I like Wells Fargo even though their ytd performance is near flat. It has had a great run for the last two months and pays a 3.3% dividend. Take a look.

General Electric (GE) should have a good run through year end but I do not own it as a stock because it is a major core holding of some of my mutual funds. Remember, to diversify you must know what stocks are major holdings of your funds. Do your homework.

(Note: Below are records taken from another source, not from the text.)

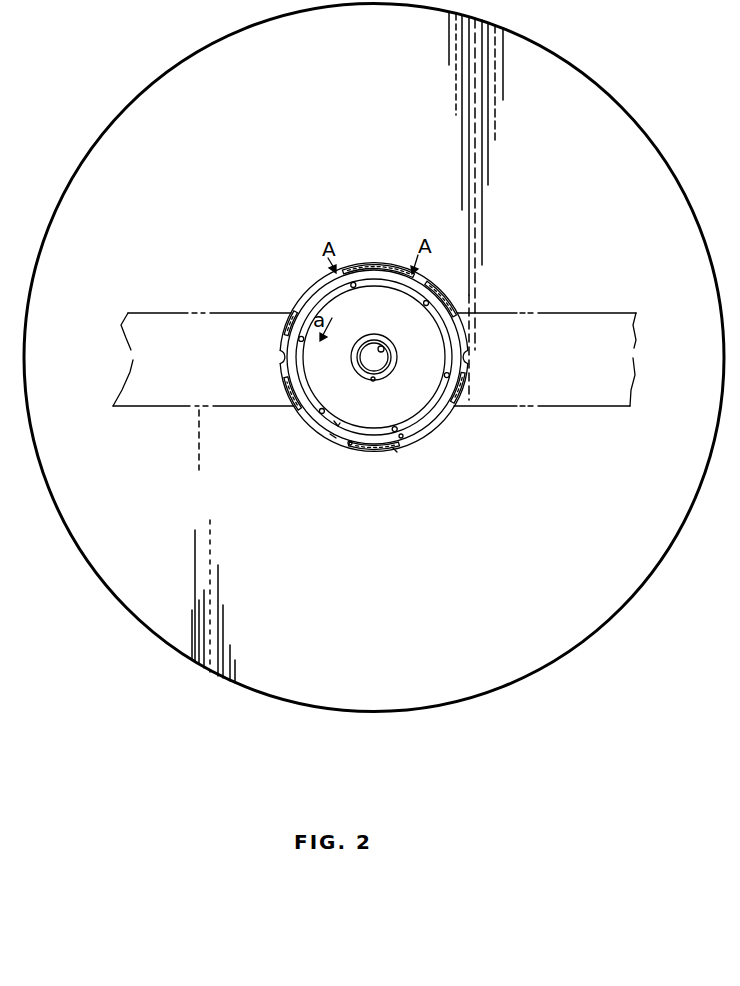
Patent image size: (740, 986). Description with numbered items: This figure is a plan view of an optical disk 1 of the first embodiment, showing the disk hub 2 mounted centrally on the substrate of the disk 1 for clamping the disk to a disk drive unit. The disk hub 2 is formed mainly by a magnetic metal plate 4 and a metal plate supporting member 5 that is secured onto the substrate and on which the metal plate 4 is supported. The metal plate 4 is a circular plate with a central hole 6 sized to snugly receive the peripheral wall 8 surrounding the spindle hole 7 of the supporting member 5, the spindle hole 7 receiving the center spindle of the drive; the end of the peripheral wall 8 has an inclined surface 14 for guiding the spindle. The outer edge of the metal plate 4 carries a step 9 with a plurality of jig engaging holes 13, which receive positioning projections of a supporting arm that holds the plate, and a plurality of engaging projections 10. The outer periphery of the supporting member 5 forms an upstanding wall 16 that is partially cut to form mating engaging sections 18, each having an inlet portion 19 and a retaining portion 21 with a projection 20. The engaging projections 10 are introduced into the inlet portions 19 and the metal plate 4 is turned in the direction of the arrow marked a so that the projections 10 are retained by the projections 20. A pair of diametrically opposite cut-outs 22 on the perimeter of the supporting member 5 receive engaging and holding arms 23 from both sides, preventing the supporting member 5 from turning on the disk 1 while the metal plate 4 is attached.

The disk 1 is at (580, 82).
The disk hub 2 is at (401, 260).
The magnetic metal plate 4 is at (427, 360).
The metal plate supporting member 5 is at (318, 282).
The central hole 6 is at (377, 383).
The spindle hole 7 is at (388, 354).
The peripheral wall 8 is at (378, 341).
The step 9 is at (338, 424).
The engaging projections 10 is at (395, 450).
The jig engaging holes 13 is at (322, 409).
The inclined surface 14 is at (363, 342).
The upstanding wall 16 is at (335, 437).
The mating engaging sections 18 is at (362, 450).
The inlet portion 19 is at (352, 445).
The projection 20 is at (378, 450).
The retaining portion 21 is at (403, 436).
The cut-outs 22 is at (466, 354).
The engaging and holding arms 23 is at (200, 386).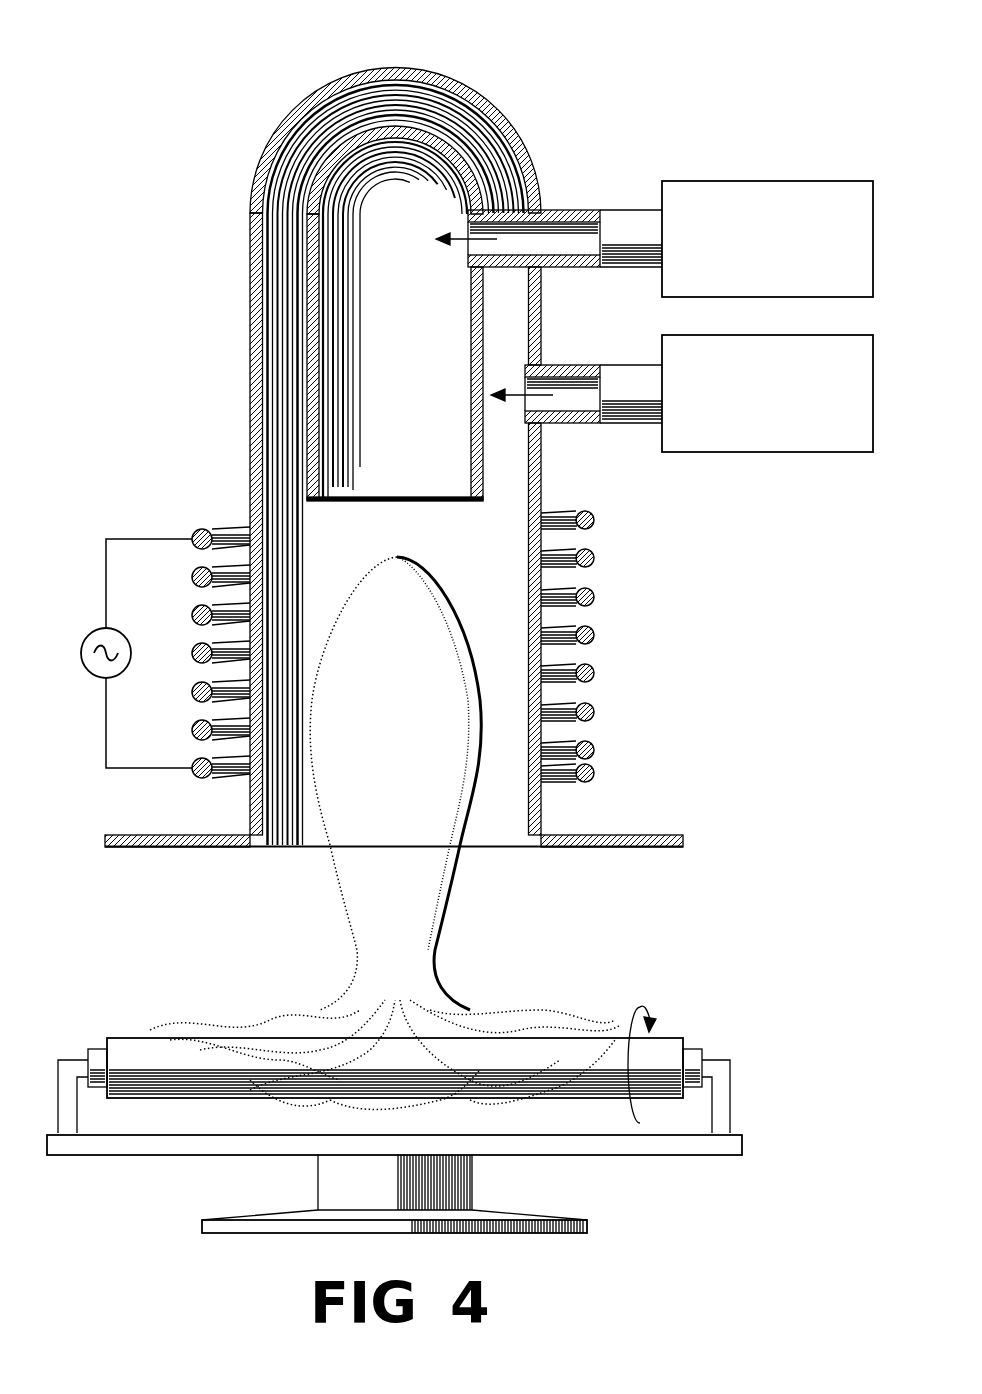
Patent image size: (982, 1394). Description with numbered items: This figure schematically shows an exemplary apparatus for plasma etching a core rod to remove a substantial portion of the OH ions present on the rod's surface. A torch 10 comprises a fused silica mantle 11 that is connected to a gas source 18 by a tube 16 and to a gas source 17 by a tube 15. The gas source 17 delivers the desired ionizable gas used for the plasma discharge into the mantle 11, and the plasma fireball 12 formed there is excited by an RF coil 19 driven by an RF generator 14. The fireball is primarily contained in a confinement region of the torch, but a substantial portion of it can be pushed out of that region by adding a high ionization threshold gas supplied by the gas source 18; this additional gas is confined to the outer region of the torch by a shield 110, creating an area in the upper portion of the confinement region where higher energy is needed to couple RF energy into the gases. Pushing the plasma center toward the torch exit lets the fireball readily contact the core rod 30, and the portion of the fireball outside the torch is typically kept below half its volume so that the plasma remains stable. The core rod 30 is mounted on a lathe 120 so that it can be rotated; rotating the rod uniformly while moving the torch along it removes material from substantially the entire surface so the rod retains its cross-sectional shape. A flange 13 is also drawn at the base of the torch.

The torch 10 is at (203, 45).
The fused silica mantle 11 is at (307, 100).
The shield 110 is at (432, 130).
The plasma fireball 12 is at (381, 567).
The flange 13 is at (495, 822).
The RF generator 14 is at (87, 636).
The tube 15 is at (627, 210).
The tube 16 is at (627, 365).
The gas source 17 is at (681, 181).
The gas source 18 is at (681, 335).
The RF coil 19 is at (222, 530).
The core rod 30 is at (125, 1040).
The lathe 120 is at (125, 1153).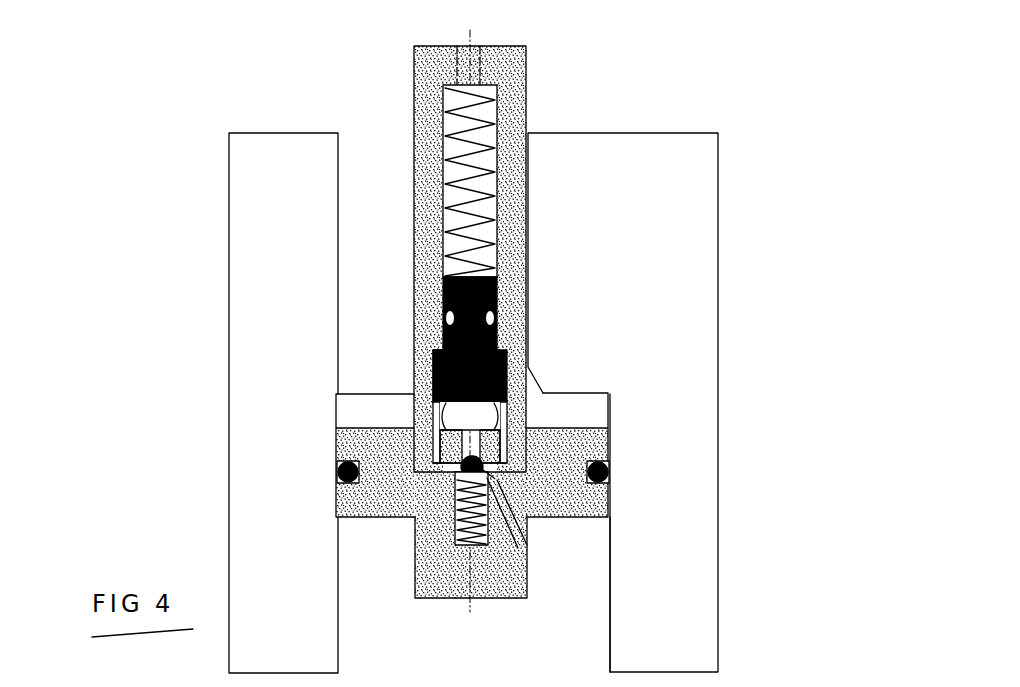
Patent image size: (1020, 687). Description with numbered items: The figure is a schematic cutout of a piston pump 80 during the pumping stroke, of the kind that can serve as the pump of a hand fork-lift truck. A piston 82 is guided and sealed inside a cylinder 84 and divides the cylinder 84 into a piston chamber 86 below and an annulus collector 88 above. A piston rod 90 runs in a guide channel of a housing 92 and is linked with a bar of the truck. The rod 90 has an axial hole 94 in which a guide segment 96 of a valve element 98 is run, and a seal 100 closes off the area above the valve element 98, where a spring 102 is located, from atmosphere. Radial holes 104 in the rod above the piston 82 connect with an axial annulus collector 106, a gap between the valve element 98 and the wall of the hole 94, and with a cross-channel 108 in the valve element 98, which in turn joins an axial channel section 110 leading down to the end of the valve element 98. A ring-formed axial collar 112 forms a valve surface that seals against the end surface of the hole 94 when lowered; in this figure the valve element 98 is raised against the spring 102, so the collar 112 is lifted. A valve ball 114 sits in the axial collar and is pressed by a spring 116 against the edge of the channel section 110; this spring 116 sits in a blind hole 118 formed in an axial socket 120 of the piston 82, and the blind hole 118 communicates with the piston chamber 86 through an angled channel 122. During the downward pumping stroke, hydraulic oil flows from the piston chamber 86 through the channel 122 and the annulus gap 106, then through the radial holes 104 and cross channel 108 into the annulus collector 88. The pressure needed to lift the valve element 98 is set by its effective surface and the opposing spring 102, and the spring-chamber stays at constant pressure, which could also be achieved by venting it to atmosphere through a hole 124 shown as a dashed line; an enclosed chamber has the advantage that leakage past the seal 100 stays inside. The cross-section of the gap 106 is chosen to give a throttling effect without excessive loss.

The piston pump 80 is at (641, 118).
The piston 82 is at (588, 508).
The cylinder 84 is at (612, 570).
The piston chamber 86 is at (384, 577).
The annulus collector 88 is at (592, 424).
The piston rod 90 is at (508, 108).
The housing 92 is at (680, 228).
The axial hole 94 is at (490, 239).
The guide segment 96 is at (437, 363).
The valve element 98 is at (507, 364).
The seal 100 is at (497, 312).
The spring 102 is at (453, 128).
The radial holes 104 is at (425, 421).
The axial annulus collector 106 is at (440, 437).
The cross-channel 108 is at (437, 407).
The axial channel section 110 is at (493, 476).
The axial collar 112 is at (458, 474).
The valve ball 114 is at (458, 478).
The spring 116 is at (473, 547).
The blind hole 118 is at (453, 528).
The axial socket 120 is at (517, 588).
The angled channel 122 is at (518, 550).
The hole 124 is at (478, 58).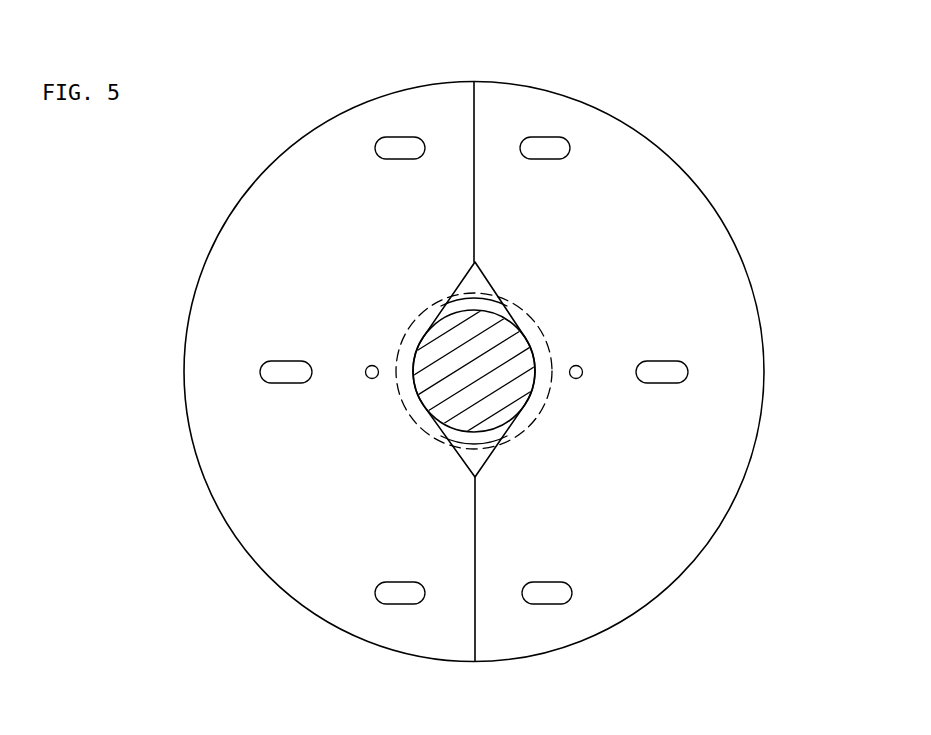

Finally, I just must talk about Advanced Micro Devices (AMD). I never include it in these letters because of my history and holdings in the company; but several of you have asked. In the first week of October, I recommended to three of you that you buy AMD if it pulled back to $21. In mid October, it retrenched below $21 twice and those who got in are up 28.6% in about six weeks. I look for some steady movement with resistance at $29. I do see mid $30s by mid next year; but this stock is always volatile. Their products are more superior to Intel than even the press and analysts would have us believe. Intel will not catch up in performance per watt in this decade; but they are an awesome marketing machine. AMD takes market share; Dell gets on-board; and earnings approach $2 per share by this time next year. Enter with caution and use risk money. Good growth lies for those who do their homework.